I love this plant. It is like a Yucca or Agave, but faster growing and no spines to stab you in the leg. It is a real pity that the main plant dies off after flowering as they are pretty fast growing and could (if they didn’t die off) grow to a formidable size in a relatively short space of time. Hmmm, i wonder if severing the flower before it blooms would preserve the plant? Most garden centres sell this plant, though rather highly priced, so go dig one out !!!

Saturday, 26 January 2008

Cordyline Australis `Torbay Dazzler`


There are only a couple of 'true' Cordylines native to New Zealand. All other variations are man made (same with phormiums). Most of these variations will turn to mush when the Winter rains start on them. However, I have had some good success with the 'Torbay Dazzler' type. This is a pretty striking beastie which grows relatively quickly and looks beautiful in the sun.
Unlike the common green Cordyline (which must be in just about every garden in Britain now) this one grows a slender trunk and slender leaves. Watch out for slugs and snails though. They don't eat them, rather they slime all over the part where the leaves meet the stem causing them to rot. This is only an issue when they are small.
Like this picture shows you want to make them a feature plant. For Winter protection all you need to do is tie the topmost leaves together into a point and leave it alone. Mine has withstood -7 last year without any harm. They don't like Winter rain as this, combined with the slug slime, starts the basal rotting off.
In wet Winter weather the leaves will show some brown circles. This is just a reaction to the cold and damp. Don't worry about it the Summer will drop these leaves and give you a huge number of new ones to glory at.

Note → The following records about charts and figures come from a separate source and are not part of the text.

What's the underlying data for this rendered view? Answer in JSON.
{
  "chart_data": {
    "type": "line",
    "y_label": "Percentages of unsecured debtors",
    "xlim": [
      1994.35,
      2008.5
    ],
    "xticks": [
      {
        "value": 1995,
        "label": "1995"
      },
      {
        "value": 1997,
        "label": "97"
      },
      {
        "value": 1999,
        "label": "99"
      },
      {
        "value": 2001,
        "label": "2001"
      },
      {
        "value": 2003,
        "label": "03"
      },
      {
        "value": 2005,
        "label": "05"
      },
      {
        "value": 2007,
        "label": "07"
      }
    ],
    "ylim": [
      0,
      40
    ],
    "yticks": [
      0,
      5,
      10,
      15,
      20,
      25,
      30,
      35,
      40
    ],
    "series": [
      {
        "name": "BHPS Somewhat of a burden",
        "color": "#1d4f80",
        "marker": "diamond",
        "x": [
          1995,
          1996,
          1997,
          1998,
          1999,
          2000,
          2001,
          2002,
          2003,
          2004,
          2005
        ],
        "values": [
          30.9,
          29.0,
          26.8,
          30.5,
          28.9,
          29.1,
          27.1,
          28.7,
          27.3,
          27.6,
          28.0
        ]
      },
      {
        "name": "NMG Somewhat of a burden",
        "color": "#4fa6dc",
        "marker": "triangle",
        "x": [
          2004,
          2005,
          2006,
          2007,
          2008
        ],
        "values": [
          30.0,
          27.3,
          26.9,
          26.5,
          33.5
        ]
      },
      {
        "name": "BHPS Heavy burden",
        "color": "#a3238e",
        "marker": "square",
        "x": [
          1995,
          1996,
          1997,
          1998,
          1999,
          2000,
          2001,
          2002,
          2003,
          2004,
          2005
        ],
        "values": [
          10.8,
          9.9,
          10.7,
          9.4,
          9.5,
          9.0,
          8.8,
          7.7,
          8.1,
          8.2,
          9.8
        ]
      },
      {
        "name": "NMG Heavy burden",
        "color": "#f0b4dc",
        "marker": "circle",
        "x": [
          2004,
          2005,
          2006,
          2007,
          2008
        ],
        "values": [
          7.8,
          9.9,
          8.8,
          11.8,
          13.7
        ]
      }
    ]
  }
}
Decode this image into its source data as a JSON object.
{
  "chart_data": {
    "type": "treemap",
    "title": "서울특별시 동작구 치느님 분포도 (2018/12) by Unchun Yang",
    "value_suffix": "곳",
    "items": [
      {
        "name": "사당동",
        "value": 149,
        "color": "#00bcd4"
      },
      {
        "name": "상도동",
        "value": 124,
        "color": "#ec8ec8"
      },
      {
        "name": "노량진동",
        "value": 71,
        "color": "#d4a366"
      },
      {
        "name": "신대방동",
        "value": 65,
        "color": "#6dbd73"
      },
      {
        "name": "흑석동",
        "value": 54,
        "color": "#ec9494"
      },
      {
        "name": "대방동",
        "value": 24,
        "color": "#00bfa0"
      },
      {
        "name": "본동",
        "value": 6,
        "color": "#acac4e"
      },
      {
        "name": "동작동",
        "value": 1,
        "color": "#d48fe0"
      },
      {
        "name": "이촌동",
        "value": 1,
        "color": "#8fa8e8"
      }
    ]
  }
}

Aspidistra Elatior - Outdoor Candidate?


Highly popular in Victorian times as a house plant. They are also popular in hotel reception areas. Popular as indoor plants because they require virtually no light to thrive. Indeed, with these guys your worst enemy is sunlight. They seem to shrivel up should a stripe of sun cross their dark foliage... just like vampires... the only difference being they don’t drink blood :)

Well, I have been experimenting with these plants as outdoor candidates this year and they seem to be a lot hardier than one would expect. I have had a big chunky one (waaaay too heavy to drag into the house) sitting nicely on my back patio within a fat plastic pot enduring night-time temperatures as low as -5 so far without any noticeable foliage damage whatsoever.

Apparently they like dry Winters (which we never get in the NW UK) but their roots are so dense that i would be surprised if Winter rain had any real effect on generating root rot.

I must say that spiders love these guys. When i re-potted it in the late Summer I must have seen 200+ spiders run madly from it across the floor... only little ones though, thankfully!